J’ai découvert ce poète américain comme beaucoup d’adolescents de mon âgé, grâce au (cultissime) film de Peter Weir, Le Cercle des Poètes Disparus. Il est sorti en 1989 (j’avais 14 ans… et je pleure toujours à la fin !). C’est sans doute devenu sa strophe la plus connue depuis, mais il y en a d’autres tout aussi belles.

Disclaimer : Les braconnages sont des phrases glanées au fil de mes lectures et notées pour leur sonorité, ou bien leur sens, ou bien leur poésie. Ou parfois pour tout ça à la fois…

Ô moi ! Ô la vie ! Les questions sur ces sujets qui me hantent,
Les cortèges sans fin d’incroyants, les villes peuplées de sots,
Moi-même qui constamment me fais des reproches (car qui est plus sot que moi et plus incroyant ?)
Les yeux qui réclament vainement la lumière, les buts méprisables, la lutte sans cesse recommencée,
Les pitoyables résultats de tout cela, les foules harassées et sordides que je vois autour de moi,
Les années vides et inutiles de la vie des autres, des autres à qui je suis indissolublement lié
La question, Ô moi ! si triste et qui me hante – qu’y a t-il de bon dans tout cela, ô moi ! ô la vie !
Réponse : que tu es ici – que la vie existe et l’identité,
Que le puissant spectacle se poursuit et que tu peux y apporter ta rime.

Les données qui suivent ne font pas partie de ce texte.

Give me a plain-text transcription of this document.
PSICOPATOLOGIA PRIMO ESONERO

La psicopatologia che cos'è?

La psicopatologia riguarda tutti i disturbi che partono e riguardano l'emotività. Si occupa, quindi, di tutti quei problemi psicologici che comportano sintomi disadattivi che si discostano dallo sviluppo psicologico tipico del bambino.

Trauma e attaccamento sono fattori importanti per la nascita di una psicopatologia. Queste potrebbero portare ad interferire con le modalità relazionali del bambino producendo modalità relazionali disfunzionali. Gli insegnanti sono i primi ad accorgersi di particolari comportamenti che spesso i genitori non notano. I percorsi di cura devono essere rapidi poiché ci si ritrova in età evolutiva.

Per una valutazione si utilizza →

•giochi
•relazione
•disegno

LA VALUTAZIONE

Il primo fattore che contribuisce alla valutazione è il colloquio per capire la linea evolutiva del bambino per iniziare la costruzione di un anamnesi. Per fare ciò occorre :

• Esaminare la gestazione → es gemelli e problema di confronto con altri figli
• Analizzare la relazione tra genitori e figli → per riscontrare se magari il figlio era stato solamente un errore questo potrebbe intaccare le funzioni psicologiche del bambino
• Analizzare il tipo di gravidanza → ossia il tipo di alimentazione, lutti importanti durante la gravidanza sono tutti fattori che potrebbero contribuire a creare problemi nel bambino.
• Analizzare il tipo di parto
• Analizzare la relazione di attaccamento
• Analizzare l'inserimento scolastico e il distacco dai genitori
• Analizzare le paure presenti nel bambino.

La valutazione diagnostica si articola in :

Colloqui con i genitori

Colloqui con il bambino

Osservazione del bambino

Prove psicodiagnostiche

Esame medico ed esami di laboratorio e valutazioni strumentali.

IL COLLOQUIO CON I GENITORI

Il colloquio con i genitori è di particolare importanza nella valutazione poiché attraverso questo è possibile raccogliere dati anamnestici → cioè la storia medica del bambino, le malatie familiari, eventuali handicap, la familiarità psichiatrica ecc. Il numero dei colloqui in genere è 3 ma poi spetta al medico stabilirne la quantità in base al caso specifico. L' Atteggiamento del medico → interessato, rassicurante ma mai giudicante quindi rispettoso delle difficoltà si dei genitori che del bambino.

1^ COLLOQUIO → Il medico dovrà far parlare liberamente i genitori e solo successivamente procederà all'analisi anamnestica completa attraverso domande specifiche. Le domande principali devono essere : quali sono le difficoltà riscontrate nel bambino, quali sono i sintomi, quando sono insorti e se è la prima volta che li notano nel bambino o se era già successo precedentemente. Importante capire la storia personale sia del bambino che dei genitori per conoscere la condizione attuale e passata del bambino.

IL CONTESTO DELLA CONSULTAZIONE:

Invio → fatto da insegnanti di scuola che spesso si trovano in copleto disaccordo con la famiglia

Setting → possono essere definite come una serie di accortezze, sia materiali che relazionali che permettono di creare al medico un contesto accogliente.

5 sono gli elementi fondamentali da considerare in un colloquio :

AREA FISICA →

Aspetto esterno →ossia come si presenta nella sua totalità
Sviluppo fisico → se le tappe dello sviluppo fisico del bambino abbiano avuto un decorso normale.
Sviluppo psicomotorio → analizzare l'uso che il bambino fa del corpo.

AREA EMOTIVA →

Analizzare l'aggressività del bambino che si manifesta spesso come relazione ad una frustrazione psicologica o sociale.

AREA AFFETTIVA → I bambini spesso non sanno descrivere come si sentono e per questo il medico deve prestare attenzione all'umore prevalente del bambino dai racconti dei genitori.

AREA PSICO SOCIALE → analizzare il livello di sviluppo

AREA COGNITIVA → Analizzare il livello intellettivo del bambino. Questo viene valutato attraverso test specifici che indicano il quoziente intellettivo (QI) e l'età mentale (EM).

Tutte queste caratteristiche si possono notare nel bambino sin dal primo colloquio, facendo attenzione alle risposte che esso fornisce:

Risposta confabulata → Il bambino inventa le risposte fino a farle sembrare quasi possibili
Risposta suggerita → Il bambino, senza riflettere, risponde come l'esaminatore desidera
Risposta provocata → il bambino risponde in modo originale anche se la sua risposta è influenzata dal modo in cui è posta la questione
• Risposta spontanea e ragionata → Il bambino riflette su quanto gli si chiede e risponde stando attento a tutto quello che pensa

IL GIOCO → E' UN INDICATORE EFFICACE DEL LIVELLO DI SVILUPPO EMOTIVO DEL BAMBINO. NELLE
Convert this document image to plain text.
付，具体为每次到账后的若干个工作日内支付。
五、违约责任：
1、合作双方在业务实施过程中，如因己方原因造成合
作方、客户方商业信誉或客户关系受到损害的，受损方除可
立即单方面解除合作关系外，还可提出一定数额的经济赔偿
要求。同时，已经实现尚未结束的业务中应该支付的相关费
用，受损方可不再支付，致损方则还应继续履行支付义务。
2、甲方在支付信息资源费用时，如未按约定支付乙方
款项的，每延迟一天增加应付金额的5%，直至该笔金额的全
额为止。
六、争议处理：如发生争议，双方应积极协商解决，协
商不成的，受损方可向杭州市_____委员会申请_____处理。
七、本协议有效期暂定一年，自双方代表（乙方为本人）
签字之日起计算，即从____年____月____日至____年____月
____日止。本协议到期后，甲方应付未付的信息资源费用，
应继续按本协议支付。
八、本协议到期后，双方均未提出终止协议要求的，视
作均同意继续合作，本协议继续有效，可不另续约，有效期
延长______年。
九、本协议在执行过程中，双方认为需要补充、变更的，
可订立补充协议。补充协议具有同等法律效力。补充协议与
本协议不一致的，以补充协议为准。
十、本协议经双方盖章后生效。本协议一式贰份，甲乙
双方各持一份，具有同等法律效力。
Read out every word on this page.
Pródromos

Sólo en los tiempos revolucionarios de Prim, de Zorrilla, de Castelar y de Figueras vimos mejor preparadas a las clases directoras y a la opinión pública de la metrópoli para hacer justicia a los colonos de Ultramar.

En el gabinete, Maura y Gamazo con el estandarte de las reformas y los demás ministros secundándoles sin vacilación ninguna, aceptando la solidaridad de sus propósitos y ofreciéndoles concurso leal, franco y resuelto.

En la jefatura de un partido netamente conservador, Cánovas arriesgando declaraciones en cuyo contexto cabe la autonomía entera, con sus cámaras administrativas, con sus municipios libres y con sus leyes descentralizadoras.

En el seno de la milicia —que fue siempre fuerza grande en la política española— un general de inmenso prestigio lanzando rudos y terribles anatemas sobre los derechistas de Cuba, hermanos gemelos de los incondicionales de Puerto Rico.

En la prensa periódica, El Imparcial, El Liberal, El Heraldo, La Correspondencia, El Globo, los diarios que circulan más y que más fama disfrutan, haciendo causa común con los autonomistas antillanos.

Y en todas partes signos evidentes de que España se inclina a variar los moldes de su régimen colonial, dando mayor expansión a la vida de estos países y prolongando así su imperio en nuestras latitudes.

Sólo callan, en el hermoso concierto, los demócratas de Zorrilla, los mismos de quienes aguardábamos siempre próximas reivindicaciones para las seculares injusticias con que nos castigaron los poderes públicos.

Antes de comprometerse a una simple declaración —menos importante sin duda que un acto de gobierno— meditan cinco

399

Ô moi ! Ô la vie ! in Feuilles d’herbe

Je me célèbre moi-même, me chante moi-même,
Toi tu assumeras tout ce que j’assumerai,
Car les atomes qui sont les miens ne t’appartiennent pas moins.
Je flâne, j’invite mon âme à la flânerie,
Flânant, m’incline sur une tige d’herbe d’été que j’observe à loisir.

Song of myself, in Feuilles d’herbe

Ô Capitaine ! mon Capitaine ! fini notre effrayant voyage,
Le bateau a tous écueils franchis, le prix que nous quêtions est gagné,
Proche est le port, j’entends les cloches, tout le monde qui exulte,
En suivant des yeux la ferme carène, l’audacieux et farouche navire ;

Ô capitaine ! mon capitaine ! in Feuilles d’herbe, écrit en hommage à Abraham Lincoln assassiné en 1865.